Muscat, aug 29 – Oman is witnessing an epidemiological transition from communicable to non-communicable diseases (NCDs), said the 2017 annual report of the Ministry of Health. “This could be attributed partly to changes in lifestyle, changes in demographic patterns and concerted activities directed at the control of communicable diseases by the Ministry of Health (MoH),” said the report. It says communicable diseases accounted for 43.2 per cent of the total OPD cases in 1996 as against 31.2 per cent in 2017 and non-communicable diseases 42.5 per cent in 1996 as against 43.7 per cent in 2017. According to the report, airborne infections were the main cause of morbidity among both outpatients and inpatients.

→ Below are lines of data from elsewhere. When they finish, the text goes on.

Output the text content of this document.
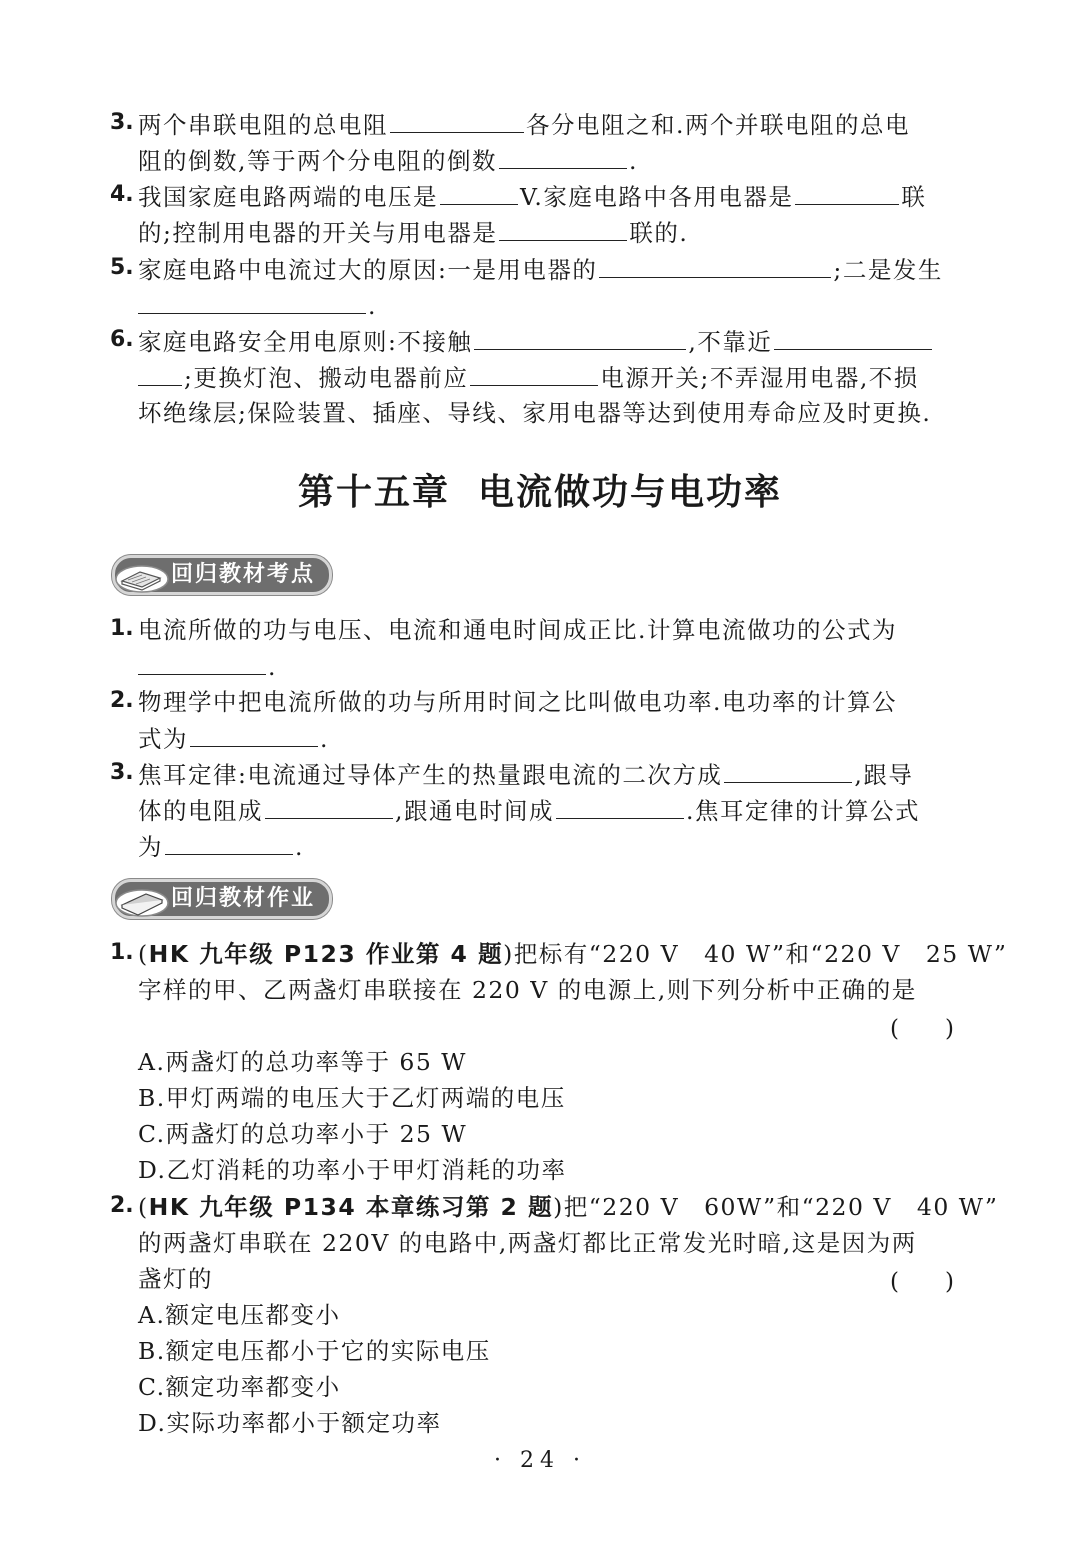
3. 两个串联电阻的总电阻	各分电阻之和.两个并联电阻的总电
阻的倒数,等于两个分电阻的倒数	.
4. 我国家庭电路两端的电压是	V.家庭电路中各用电器是	联
的;控制用电器的开关与用电器是	联的.
5. 家庭电路中电流过大的原因:一是用电器的	;二是发生
.
6. 家庭电路安全用电原则:不接触	,不靠近
;更换灯泡、搬动电器前应	电源开关;不弄湿用电器,不损
坏绝缘层;保险装置、插座、导线、家用电器等达到使用寿命应及时更换.
第十五章 电流做功与电功率
回归教材考点
1. 电流所做的功与电压、电流和通电时间成正比.计算电流做功的公式为
.
2. 物理学中把电流所做的功与所用时间之比叫做电功率.电功率的计算公
式为	.
3. 焦耳定律:电流通过导体产生的热量跟电流的二次方成	,跟导
体的电阻成	,跟通电时间成	.焦耳定律的计算公式
为	.
回归教材作业
1. (HK 九年级 P123 作业第 4 题)把标有“220 V　40 W”和“220 V　25 W”
字样的甲、乙两盏灯串联接在 220 V 的电源上,则下列分析中正确的是
(　　)
A.两盏灯的总功率等于 65 W
B.甲灯两端的电压大于乙灯两端的电压
C.两盏灯的总功率小于 25 W
D.乙灯消耗的功率小于甲灯消耗的功率
2. (HK 九年级 P134 本章练习第 2 题)把“220 V　60W”和“220 V　40 W”
的两盏灯串联在 220V 的电路中,两盏灯都比正常发光时暗,这是因为两
盏灯的	(　　)
A.额定电压都变小
B.额定电压都小于它的实际电压
C.额定功率都变小
D.实际功率都小于额定功率
· 24 ·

Stressing the need to address the issue of non-communicable diseases seriously, the report says that cardiovascular diseases accounted for 37 per cent of total deaths (175 out of 473) in the age group 45 to 59 years. In the age group 60 years and above, cardiovascular diseases contributed to 29.2 per cent of deaths (647 out of 2,217). A total of 94,921 cases of diabetes were registered at the national level in 2017, including 6,360 new cases in various governorates. Out of the 6,360 new cases of diabetes registered in 2017, women accounted for 51.8 per cent (3,198). A total of 2,863 men were diagnosed with diabetes. Fourteen per cent of cases registered were in the age group 40-44 years, followed by 50-54 years (13.6 per cent) and 45-49 years (13.5 per cent).

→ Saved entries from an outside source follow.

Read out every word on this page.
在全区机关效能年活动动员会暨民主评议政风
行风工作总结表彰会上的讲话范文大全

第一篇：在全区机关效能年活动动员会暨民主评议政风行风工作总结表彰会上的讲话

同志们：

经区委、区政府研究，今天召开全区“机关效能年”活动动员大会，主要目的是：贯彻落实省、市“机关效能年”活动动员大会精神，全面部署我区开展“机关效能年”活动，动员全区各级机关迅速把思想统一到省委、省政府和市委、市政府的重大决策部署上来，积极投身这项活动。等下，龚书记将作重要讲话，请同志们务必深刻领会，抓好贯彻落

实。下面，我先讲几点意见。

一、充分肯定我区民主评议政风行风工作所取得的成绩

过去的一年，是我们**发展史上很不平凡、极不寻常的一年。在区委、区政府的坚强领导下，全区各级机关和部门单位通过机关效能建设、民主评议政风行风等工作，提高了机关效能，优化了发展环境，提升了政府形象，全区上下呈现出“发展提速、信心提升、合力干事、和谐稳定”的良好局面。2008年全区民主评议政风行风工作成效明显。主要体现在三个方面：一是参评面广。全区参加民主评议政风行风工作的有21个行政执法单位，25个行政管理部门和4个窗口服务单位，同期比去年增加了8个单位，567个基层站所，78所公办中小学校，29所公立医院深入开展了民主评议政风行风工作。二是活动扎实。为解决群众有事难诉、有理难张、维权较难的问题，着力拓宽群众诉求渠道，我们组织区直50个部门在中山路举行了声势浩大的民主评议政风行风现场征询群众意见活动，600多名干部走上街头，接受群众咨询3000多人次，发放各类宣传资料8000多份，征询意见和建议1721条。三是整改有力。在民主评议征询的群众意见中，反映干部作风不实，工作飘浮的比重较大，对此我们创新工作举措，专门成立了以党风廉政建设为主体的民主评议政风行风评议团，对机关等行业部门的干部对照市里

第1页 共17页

The highest number of new diabetes cases were reported in North Batinah (1,515) followed by Muscat (1,164). Only 101 cases were reported in Al Wusta and Buraimi governorates. Studies have shown the prevalence of diabetes mellitus in Oman is increasing. While the National Health Survey of diabetes, conducted in 1991, showed the prevalence at 9.75 per cent, the National Health Survey for 2000 showed the prevalence increased to 11.6 per cent among adults over 20 years of age.